9.4 How does inheritance work?

We said above that an object can have more than one class, and that S3 searches the classes in order when it wants to find a method to call. Methods can also trigger invocation of other methods explicitly in order to supplement, rather than replace, the behavior of other classes. To show how this works, we shall look at that classic of object-oriented design: shapes. (The safe kind, of course, not those whose non-Euclidean angles have placed such intolerable stress on the minds of so many of our colleagues over the years.) We start by defining a polygon class:

new_polygon <- function(coords, name) {
  points <- map(coords, two_d)
  class(points) <- "polygon"
  attr(points, "name") <- name
  points
}

toString.polygon <- function(poly) {
  paste0(attr(poly, "name"), ": ", paste0(map(poly, toString), collapse = ", "))
}

right <- new_polygon(list(c(0, 0), c(1, 0), c(0, 1)), "triangle")
toString(right)
[1] "triangle: <0, 0>, <1, 0>, <0, 1>"

Now we will add colored shapes:

new_colored_polygon <- function(coords, name, color) {
  object <- new_polygon(coords, name)
  attr(object, "color") <- color
  class(object) <- c("colored_polygon", class(object))
  object
}

pinkish <- new_colored_polygon(list(c(0, 0), c(1, 0), c(1, 1)), "triangle", "roseate")
class(pinkish)
[1] "colored_polygon" "polygon"        
toString(pinkish)
[1] "triangle: <0, 0>, <1, 0>, <1, 1>"

So far so good: since we have not defined a method to handle colored polygons specifically, we get the behavior for a regular polygon. Let’s add another method that supplements the behavior of the existing method:

toString.colored_polygon <- function(poly) {
  paste0(toString.polygon(poly), "+ color = ", attr(poly, "color"))
}

toString(pinkish)
[1] "triangle: <0, 0>, <1, 0>, <1, 1>+ color = roseate"

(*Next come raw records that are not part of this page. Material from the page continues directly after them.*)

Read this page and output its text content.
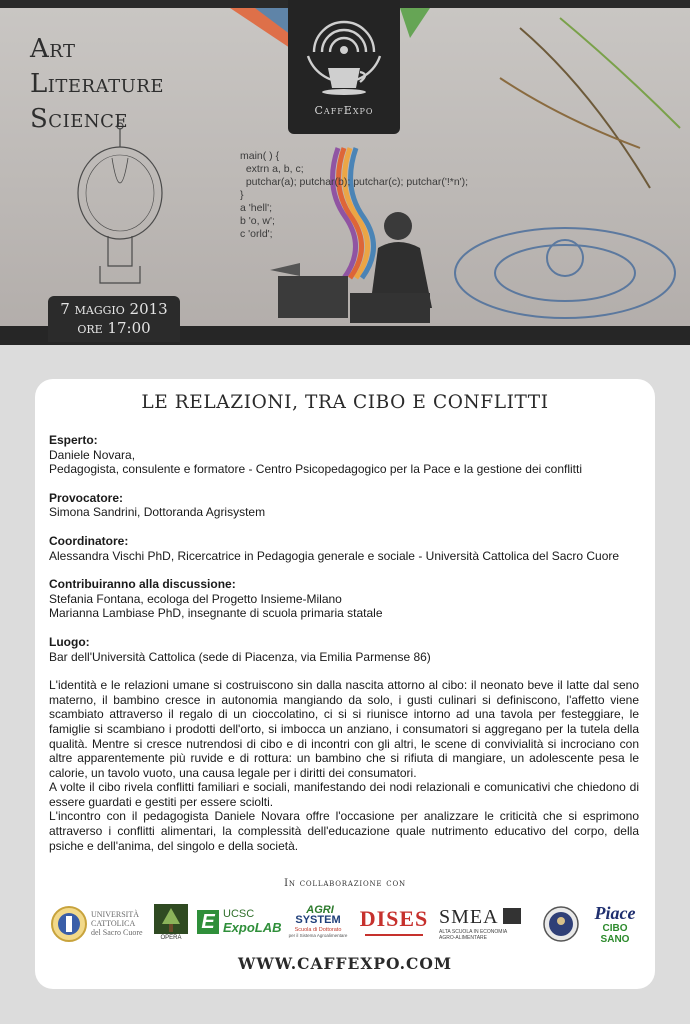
Art
Literature
Science
main( ) {
extrn a, b, c;
putchar(a); putchar(b); putchar(c); putchar('!*n');
}
a 'hell';
b 'o, w';
c 'orld';
CaffExpo
7 maggio 2013
ore 17:00
LE RELAZIONI, TRA CIBO E CONFLITTI
Esperto:
Daniele Novara,
Pedagogista, consulente e formatore - Centro Psicopedagogico per la Pace e la gestione dei conflitti
Provocatore:
Simona Sandrini, Dottoranda Agrisystem
Coordinatore:
Alessandra Vischi PhD, Ricercatrice in Pedagogia generale e sociale - Università Cattolica del Sacro Cuore
Contribuiranno alla discussione:
Stefania Fontana, ecologa del Progetto Insieme-Milano
Marianna Lambiase PhD, insegnante di scuola primaria statale
Luogo:
Bar dell'Università Cattolica (sede di Piacenza, via Emilia Parmense 86)
L'identità e le relazioni umane si costruiscono sin dalla nascita attorno al cibo: il neonato beve il latte dal seno materno, il bambino cresce in autonomia mangiando da solo, i gusti culinari si definiscono, l'affetto viene scambiato attraverso il regalo di un cioccolatino, ci si si riunisce intorno ad una tavola per festeggiare, le famiglie si scambiano i prodotti dell'orto, si imbocca un anziano, i consumatori si aggregano per la tutela della qualità. Mentre si cresce nutrendosi di cibo e di incontri con gli altri, le scene di convivialità si incrociano con altre apparentemente più ruvide e di rottura: un bambino che si rifiuta di mangiare, un adolescente pesa le calorie, un tavolo vuoto, una causa legale per i diritti dei consumatori.
A volte il cibo rivela conflitti familiari e sociali, manifestando dei nodi relazionali e comunicativi che chiedono di essere guardati e gestiti per essere sciolti.
L'incontro con il pedagogista Daniele Novara offre l'occasione per analizzare le criticità che si esprimono attraverso i conflitti alimentari, la complessità dell'educazione quale nutrimento educativo del corpo, della psiche e dell'anima, del singolo e della società.
In collaborazione con
UNIVERSITÀ
CATTOLICA
del Sacro Cuore
OPERA
E UCSC
ExpoLAB
AGRI
SYSTEM
Scuola di Dottorato
per il Sistema Agroalimentare
DISES SMEA
ALTA SCUOLA IN ECONOMIA
AGRO-ALIMENTARE
Piace
CIBO SANO
WWW.CAFFEXPO.COM
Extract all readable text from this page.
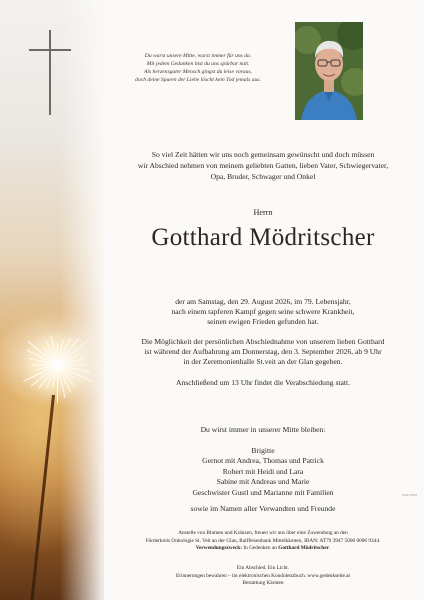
Du warst unsere Mitte, warst immer für uns da.
Mit jedem Gedanken bist du uns spürbar nah.
Als herzensguter Mensch gingst du leise voraus,
doch deine Spuren der Liebe löscht kein Tod jemals aus.
So viel Zeit hätten wir uns noch gemeinsam gewünscht und doch müssen
wir Abschied nehmen von meinem geliebten Gatten, lieben Vater, Schwiegervater,
Opa, Bruder, Schwager und Onkel
Herrn
Gotthard Mödritscher
der am Samstag, den 29. August 2026, im 79. Lebensjahr,
nach einem tapferen Kampf gegen seine schwere Krankheit,
seinen ewigen Frieden gefunden hat.
Die Möglichkeit der persönlichen Abschiednahme von unserem lieben Gotthard
ist während der Aufbahrung am Donnerstag, den 3. September 2026, ab 9 Uhr
in der Zeremonienhalle St.veit an der Glan gegeben.
Anschließend um 13 Uhr findet die Verabschiedung statt.
Du wirst immer in unserer Mitte bleiben:
Brigitte
Gernot mit Andrea, Thomas und Patrick
Robert mit Heidi und Lara
Sabine mit Andreas und Marie
Geschwister Gustl und Marianne mit Familien
sowie im Namen aller Verwandten und Freunde
Anstelle von Blumen und Kränzen, freuen wir uns über eine Zuwendung an den
Förderkreis Onkologie St. Veit an der Glan, Raiffeisenbank Mittelkärnten, IBAN: AT79 3947 5000 0006 9344.
Verwendungszweck: In Gedenken an Gotthard Mödritscher.
Ein Abschied. Ein Licht.
Erinnerungen bewahren – im elektronischen Kondolenzbuch. www.gedenkseite.at
Bestattung Kärnten
SLZP 0033
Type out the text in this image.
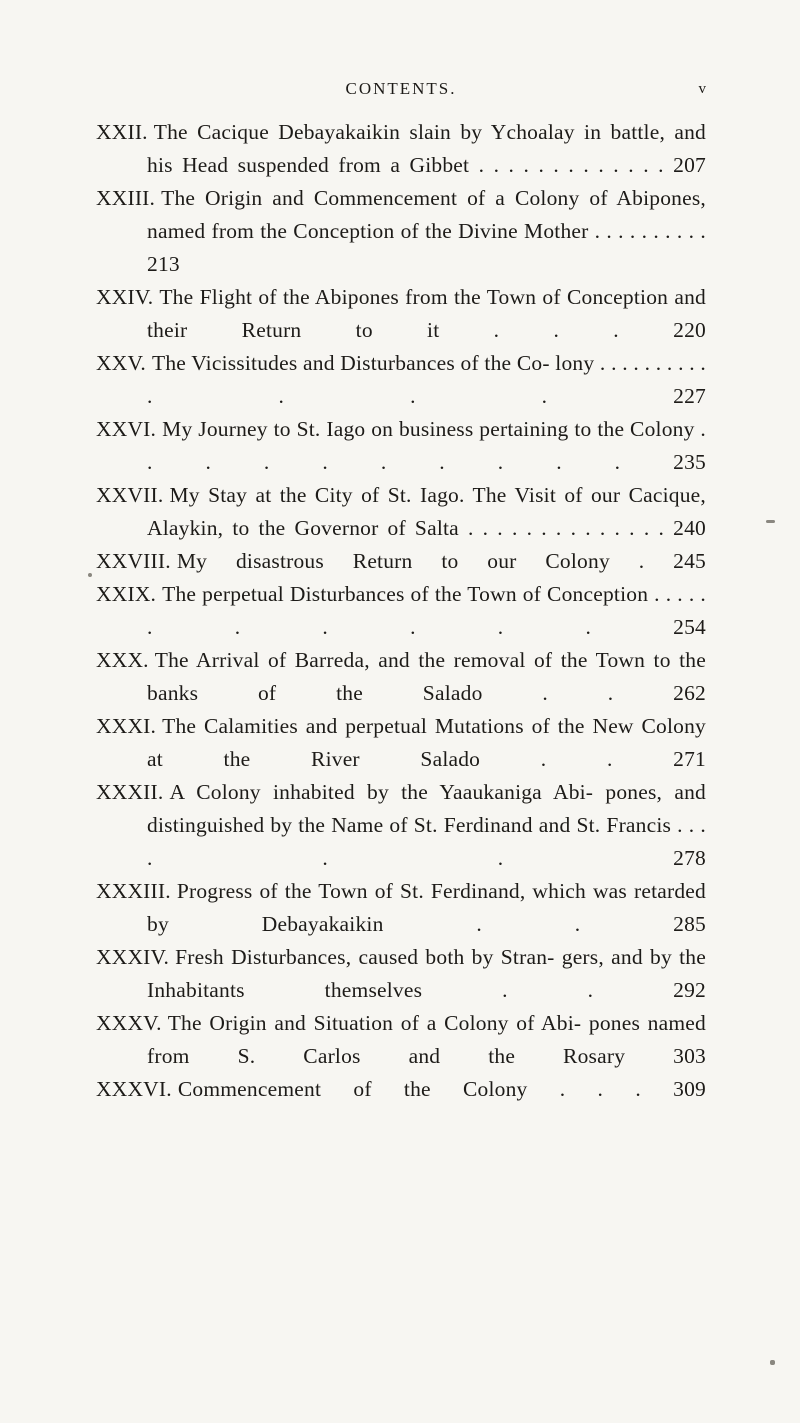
CONTENTS.	v
XXII. The Cacique Debayakaikin slain by Ychoalay in battle, and his Head suspended from a Gibbet . . . . . . . . . . . . . 207
XXIII. The Origin and Commencement of a Colony of Abipones, named from the Conception of the Divine Mother . . . . . . . . . . 213
XXIV. The Flight of the Abipones from the Town of Conception and their Return to it . . . 220
XXV. The Vicissitudes and Disturbances of the Co- lony . . . . . . . . . . . . . . 227
XXVI. My Journey to St. Iago on business pertaining to the Colony . . . . . . . . . . 235
XXVII. My Stay at the City of St. Iago. The Visit of our Cacique, Alaykin, to the Governor of Salta . . . . . . . . . . . . . . 240
XXVIII. My disastrous Return to our Colony . 245
XXIX. The perpetual Disturbances of the Town of Conception . . . . . . . . . . . 254
XXX. The Arrival of Barreda, and the removal of the Town to the banks of the Salado . . 262
XXXI. The Calamities and perpetual Mutations of the New Colony at the River Salado . . 271
XXXII. A Colony inhabited by the Yaaukaniga Abi- pones, and distinguished by the Name of St. Ferdinand and St. Francis . . . . . . 278
XXXIII. Progress of the Town of St. Ferdinand, which was retarded by Debayakaikin . . 285
XXXIV. Fresh Disturbances, caused both by Stran- gers, and by the Inhabitants themselves . . 292
XXXV. The Origin and Situation of a Colony of Abi- pones named from S. Carlos and the Rosary 303
XXXVI. Commencement of the Colony . . . 309
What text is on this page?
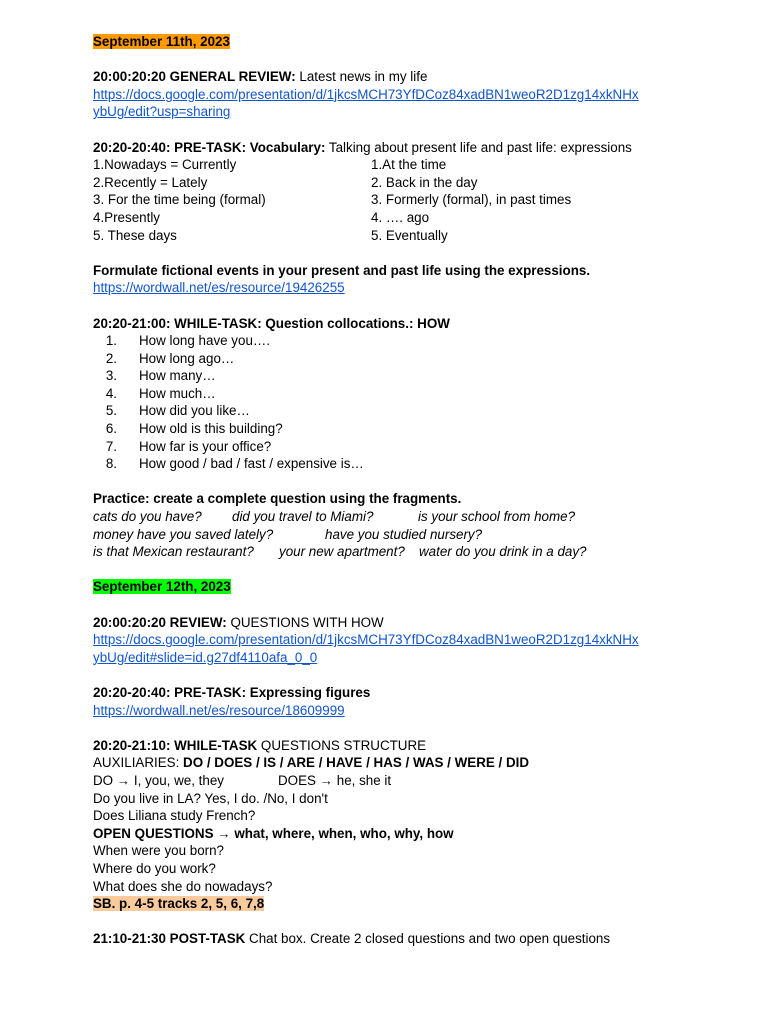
September 11th, 2023
20:00:20:20 GENERAL REVIEW: Latest news in my life
https://docs.google.com/presentation/d/1jkcsMCH73YfDCoz84xadBN1weoR2D1zg14xkNHx
ybUg/edit?usp=sharing
20:20-20:40: PRE-TASK: Vocabulary: Talking about present life and past life: expressions
1.Nowadays = Currently	1.At the time
2.Recently = Lately	2. Back in the day
3. For the time being (formal)	3. Formerly (formal), in past times
4.Presently	4. …. ago
5. These days	5. Eventually
Formulate fictional events in your present and past life using the expressions.
https://wordwall.net/es/resource/19426255
20:20-21:00: WHILE-TASK: Question collocations.: HOW
1. How long have you….
2. How long ago…
3. How many…
4. How much…
5. How did you like…
6. How old is this building?
7. How far is your office?
8. How good / bad / fast / expensive is…
Practice: create a complete question using the fragments.
cats do you have? did you travel to Miami?	is your school from home?
money have you saved lately?	have you studied nursery?
is that Mexican restaurant? your new apartment? water do you drink in a day?
September 12th, 2023
20:00:20:20 REVIEW: QUESTIONS WITH HOW
https://docs.google.com/presentation/d/1jkcsMCH73YfDCoz84xadBN1weoR2D1zg14xkNHx
ybUg/edit#slide=id.g27df4110afa_0_0
20:20-20:40: PRE-TASK: Expressing figures
https://wordwall.net/es/resource/18609999
20:20-21:10: WHILE-TASK QUESTIONS STRUCTURE
AUXILIARIES: DO / DOES / IS / ARE / HAVE / HAS / WAS / WERE / DID
DO → I, you, we, they	DOES → he, she it
Do you live in LA? Yes, I do. /No, I don't
Does Liliana study French?
OPEN QUESTIONS → what, where, when, who, why, how
When were you born?
Where do you work?
What does she do nowadays?
SB. p. 4-5 tracks 2, 5, 6, 7,8
21:10-21:30 POST-TASK Chat box. Create 2 closed questions and two open questions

In practice, we will almost always place all of the methods associated with a class in the same file as its constructor, validator, and helper. The time has finally come for us to explore projects and packages.

9.5 Key Points

  • S3 is the most commonly used object-oriented programming system in R.
  • Every object can store metadata about itself in attributes, which are set and queried with attr.
  • The dim attribute stores the dimensions of a matrix (which is physically stored as a vector).
  • The class attribute of an object defines its class or classes (it may have several character entries).
  • When F(X, ...) is called, and X has class C, R looks for a function called F.C (the . is just a naming convention).
  • If an object has multiple classes in its class attribute, R looks for a corresponding method for each in turn.
  • Every user defined class C should have functions new_C (to create it), validate_C (to validate its integrity), and C (to create and validate).